Jordan textile worker ‘had one day off in two years’

Workers’ rights are repeatedly ignored in factories set up and subsidized by the Jordanian government, a nine-month investigation has revealed. Fatemeh, 40, a textile worker in the Anjara factory near the city of Ajloun in the north of the country, said she had taken only a single day off in a two-and-a-half-year period.

She told reporters investigating the rights abuses that she is supporting a family of seven and wanted to avoid deductions to her salary. Other women interviewed said that factory managers refused to give them sick leave, according to Shafa Qoda and Insam Ismael, two reporters supported by the Canadian-based Journalists for Human Rights.

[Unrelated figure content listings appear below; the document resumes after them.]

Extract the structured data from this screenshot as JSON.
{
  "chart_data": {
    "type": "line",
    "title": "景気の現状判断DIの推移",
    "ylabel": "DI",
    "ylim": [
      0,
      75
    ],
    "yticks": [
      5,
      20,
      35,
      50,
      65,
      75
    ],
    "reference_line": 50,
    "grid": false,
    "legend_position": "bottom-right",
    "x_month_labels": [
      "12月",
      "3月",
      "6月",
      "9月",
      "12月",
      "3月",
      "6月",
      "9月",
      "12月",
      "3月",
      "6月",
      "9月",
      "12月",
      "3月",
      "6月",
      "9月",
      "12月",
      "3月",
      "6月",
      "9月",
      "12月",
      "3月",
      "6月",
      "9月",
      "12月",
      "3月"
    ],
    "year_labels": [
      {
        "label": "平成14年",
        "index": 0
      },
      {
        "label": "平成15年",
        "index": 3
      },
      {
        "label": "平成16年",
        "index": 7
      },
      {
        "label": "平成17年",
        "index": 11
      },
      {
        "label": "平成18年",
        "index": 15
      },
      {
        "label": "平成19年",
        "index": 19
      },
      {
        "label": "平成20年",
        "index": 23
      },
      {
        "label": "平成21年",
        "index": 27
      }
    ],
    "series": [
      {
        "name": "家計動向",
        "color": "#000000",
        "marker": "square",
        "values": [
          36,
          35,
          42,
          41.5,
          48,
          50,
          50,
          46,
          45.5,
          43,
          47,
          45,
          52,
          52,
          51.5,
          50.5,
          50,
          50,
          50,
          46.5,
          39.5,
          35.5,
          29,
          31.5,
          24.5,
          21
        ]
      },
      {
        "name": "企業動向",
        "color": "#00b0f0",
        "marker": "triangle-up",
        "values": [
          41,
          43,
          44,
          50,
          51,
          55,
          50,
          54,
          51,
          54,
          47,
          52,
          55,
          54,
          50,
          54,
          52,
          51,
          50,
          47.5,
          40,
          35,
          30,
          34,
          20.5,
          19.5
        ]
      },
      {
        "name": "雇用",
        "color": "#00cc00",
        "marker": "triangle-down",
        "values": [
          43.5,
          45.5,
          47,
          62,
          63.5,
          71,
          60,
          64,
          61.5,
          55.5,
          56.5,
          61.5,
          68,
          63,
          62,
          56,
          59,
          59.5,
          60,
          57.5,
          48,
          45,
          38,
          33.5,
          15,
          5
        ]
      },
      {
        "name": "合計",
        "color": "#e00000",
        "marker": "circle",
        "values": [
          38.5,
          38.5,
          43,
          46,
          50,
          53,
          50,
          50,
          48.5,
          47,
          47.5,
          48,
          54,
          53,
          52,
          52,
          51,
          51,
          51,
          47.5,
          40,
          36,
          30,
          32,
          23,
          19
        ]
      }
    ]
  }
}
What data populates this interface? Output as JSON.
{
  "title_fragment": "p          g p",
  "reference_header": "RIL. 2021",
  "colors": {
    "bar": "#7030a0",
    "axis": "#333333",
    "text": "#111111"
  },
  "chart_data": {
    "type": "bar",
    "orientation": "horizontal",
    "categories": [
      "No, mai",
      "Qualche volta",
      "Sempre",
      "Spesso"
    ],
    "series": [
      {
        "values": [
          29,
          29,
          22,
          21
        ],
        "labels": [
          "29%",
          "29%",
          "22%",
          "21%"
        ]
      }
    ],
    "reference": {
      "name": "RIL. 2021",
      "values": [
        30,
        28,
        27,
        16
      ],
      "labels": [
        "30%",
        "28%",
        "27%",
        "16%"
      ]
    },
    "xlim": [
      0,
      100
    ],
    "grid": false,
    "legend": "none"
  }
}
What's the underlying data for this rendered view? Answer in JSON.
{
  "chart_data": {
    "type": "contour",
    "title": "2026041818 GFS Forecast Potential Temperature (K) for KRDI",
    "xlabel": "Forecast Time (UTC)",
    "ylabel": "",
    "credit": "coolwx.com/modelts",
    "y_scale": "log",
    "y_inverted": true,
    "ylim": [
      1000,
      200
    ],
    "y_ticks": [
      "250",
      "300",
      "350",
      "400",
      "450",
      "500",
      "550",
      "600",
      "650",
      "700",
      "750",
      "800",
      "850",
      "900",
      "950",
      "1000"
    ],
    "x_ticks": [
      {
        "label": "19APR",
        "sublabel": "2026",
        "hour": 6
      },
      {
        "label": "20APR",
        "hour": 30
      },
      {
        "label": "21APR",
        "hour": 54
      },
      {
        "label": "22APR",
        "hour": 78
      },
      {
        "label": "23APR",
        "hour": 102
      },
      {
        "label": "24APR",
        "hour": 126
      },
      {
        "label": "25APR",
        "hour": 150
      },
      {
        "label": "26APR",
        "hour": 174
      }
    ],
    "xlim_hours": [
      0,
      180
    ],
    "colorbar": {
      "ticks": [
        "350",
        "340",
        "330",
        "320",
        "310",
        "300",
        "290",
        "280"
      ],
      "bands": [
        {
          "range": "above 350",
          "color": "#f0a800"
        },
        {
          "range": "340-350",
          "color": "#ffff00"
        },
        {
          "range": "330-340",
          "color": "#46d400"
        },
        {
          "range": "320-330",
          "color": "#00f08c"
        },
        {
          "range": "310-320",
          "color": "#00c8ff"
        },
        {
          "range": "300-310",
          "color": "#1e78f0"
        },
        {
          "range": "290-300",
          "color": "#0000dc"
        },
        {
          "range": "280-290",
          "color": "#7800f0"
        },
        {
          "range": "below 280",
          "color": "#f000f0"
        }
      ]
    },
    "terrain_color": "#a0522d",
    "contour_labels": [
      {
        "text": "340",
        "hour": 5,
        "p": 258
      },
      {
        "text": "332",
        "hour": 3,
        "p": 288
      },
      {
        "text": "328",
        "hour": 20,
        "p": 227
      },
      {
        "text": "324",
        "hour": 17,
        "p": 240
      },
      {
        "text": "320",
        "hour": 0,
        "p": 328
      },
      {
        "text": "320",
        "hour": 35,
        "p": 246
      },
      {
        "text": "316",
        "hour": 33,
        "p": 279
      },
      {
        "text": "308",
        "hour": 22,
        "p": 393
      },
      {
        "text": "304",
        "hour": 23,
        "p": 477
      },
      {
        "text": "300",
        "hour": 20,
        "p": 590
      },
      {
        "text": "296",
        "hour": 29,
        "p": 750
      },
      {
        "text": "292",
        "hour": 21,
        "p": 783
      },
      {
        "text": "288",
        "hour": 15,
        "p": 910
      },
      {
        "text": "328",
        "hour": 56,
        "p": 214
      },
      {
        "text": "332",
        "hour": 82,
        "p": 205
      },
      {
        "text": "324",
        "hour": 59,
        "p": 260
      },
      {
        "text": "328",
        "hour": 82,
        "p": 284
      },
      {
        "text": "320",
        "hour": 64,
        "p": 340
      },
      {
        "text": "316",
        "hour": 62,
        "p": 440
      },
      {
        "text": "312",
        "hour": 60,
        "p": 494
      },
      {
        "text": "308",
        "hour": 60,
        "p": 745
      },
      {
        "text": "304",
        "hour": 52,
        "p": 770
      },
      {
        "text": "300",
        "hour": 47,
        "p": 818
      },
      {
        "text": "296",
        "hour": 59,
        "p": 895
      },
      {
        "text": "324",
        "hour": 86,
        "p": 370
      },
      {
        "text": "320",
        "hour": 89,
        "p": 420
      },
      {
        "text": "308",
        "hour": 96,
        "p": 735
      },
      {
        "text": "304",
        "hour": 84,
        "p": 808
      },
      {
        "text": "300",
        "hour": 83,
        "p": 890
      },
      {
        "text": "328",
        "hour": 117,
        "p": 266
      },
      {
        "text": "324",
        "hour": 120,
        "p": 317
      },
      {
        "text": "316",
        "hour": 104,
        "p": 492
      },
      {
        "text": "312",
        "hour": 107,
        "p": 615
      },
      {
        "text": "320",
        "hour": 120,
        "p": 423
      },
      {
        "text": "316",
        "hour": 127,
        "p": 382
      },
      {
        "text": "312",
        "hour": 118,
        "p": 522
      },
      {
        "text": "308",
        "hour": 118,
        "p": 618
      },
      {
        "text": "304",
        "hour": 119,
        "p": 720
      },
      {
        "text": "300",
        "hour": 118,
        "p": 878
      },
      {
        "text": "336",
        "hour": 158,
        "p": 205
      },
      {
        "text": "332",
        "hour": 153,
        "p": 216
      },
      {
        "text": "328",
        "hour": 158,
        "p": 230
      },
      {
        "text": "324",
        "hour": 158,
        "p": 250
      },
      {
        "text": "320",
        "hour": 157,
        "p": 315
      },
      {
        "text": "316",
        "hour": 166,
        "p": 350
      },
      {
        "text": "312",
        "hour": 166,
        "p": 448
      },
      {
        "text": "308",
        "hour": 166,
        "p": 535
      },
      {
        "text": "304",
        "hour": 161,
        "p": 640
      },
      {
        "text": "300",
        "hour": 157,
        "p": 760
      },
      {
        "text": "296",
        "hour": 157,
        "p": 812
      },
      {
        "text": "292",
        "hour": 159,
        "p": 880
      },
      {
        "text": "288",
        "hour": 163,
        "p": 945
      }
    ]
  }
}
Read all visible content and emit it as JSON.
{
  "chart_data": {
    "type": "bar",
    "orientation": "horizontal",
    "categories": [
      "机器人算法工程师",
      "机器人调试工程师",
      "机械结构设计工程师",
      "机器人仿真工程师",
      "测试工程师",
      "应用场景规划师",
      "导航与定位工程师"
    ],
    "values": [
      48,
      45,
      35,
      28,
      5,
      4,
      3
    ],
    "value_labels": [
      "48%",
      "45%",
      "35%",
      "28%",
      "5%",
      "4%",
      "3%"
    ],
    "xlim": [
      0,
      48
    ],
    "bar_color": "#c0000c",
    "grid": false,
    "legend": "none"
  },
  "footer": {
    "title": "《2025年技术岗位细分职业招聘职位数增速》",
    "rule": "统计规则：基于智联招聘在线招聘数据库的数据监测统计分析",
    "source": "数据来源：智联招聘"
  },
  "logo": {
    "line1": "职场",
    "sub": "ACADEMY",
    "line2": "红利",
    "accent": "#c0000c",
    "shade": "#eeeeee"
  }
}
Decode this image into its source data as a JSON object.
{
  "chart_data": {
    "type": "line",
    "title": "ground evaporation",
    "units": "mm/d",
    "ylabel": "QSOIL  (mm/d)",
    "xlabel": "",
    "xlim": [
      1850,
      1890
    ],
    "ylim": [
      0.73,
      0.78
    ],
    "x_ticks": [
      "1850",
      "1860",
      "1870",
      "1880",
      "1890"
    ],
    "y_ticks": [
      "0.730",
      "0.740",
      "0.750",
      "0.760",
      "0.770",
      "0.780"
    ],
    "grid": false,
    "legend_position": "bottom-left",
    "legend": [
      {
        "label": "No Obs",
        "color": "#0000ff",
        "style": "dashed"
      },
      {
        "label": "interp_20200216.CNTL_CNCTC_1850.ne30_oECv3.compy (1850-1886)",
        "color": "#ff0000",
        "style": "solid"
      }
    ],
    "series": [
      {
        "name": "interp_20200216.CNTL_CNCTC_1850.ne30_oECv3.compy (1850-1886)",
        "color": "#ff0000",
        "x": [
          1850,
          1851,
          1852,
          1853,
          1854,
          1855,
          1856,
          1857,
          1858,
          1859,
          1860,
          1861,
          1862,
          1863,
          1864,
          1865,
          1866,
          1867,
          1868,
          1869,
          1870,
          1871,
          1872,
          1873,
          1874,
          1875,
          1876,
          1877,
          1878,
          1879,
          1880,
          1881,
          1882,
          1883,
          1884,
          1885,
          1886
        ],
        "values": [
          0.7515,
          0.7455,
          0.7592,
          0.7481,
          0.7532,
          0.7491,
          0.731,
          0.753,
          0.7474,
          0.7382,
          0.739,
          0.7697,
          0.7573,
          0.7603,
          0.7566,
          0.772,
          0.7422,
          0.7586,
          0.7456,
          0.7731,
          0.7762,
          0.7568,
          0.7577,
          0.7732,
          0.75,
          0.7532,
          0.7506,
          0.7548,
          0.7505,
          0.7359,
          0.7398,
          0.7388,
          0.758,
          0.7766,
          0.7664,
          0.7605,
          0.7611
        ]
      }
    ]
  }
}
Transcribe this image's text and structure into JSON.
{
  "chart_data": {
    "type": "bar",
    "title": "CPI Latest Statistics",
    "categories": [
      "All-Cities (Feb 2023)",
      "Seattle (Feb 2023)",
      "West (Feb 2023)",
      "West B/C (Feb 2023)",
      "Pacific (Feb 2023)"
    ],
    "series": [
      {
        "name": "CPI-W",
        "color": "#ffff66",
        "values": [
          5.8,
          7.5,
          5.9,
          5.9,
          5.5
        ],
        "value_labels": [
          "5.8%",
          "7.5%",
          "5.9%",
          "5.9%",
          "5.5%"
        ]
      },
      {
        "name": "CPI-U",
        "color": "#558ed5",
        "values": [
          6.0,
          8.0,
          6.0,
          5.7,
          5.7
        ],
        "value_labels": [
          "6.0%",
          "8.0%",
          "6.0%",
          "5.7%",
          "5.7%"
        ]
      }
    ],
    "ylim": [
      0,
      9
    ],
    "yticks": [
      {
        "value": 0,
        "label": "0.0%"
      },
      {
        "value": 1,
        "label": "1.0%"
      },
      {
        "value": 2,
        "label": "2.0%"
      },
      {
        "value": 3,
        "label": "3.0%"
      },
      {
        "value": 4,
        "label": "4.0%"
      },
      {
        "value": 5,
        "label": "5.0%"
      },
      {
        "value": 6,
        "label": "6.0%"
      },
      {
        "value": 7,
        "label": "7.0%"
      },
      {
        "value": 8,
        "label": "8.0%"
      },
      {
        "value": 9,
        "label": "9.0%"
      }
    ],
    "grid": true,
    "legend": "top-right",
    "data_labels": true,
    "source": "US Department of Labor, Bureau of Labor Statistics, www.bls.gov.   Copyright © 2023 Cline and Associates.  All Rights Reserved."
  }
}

Mohammad Shamma, head of content at the group’s Amman office, told Arab News that the report is part of a series of investigations focusing on workers’ rights. “We have trained local reporters, and once their investigations are completed and approved by our lawyers, we publish them on the independent Jordanian news site ammannet.net,” she said. Shamma said that the subject of workers’ rights has been kept “under wraps for too long.” The reporters, both from Ajloun, investigated working conditions facing 17 female workers at three factories in the area. “We documented cases of annual and sick leave being stopped, forced overtime, as well as health and occupational difficulties in the work environment,” they said.